Developed through a partnership with nonprofit energy-purchasing group PowerOptions and solar developer SunEdison, the installation will churn out 34 million kWh of energy annually and will offer 20-year savings of over US$1.75 million.
The canopy, which is expected to produce enough energy to cover half of the campus’ electricity needs, will help offset the emission of over 1,500 tonnes of CO2 per year.
Baker noted: "Clean energy technology in Massachusetts is thriving, spurred by the Commonwealth's innovative spirit, vibrant technology industry, strong public-private partnerships and world class academic institutions.
"Initiatives like the solar canopy at Bristol Community College leverage opportunities at state facilities, and position the state to reduce greenhouse gas emissions, while protecting the environment and moving towards our administration's solar goal of generating 1,600 megawatts at homes, businesses, municipalities, and state agencies by 2020."
The BCC has already signed off on a power purchase agreement with SunEdison to buy the power from the plant for a set price over a 20-year span. Operation and maintenance services on the project will be performed by SunEdison Services.
Steve Raeder, SunEdison’s managing director of commercial and industrial for the eastern US, said: "A solar parking canopy system of this size and scale is the perfect fit for Bristol Community College's renewable energy needs.

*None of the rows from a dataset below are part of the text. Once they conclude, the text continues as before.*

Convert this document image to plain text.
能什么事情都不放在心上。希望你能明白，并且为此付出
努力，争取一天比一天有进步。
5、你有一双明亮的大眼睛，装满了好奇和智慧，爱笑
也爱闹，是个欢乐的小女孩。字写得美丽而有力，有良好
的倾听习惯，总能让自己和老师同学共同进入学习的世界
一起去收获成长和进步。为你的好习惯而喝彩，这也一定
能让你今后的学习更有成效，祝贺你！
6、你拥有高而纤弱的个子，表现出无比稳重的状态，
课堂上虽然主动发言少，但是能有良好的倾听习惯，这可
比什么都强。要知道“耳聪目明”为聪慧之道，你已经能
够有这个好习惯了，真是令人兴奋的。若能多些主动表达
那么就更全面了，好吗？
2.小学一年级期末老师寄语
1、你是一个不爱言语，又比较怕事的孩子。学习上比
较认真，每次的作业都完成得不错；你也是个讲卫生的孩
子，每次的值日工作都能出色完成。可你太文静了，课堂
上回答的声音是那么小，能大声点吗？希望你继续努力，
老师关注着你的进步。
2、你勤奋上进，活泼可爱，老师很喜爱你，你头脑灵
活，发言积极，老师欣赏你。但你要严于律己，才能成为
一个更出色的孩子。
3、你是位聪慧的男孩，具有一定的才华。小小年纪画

"Colleges, municipalities and other facilities with large parking areas can also benefit from the innovative SunEdison solar parking canopy system, which provides shade and shelter in addition to generating cost effective, clean solar energy. With solar projects like this, made possible by the governor's forethought and effective renewable energy policies, the Commonwealth is well on its way to reaching its renewable energy goals."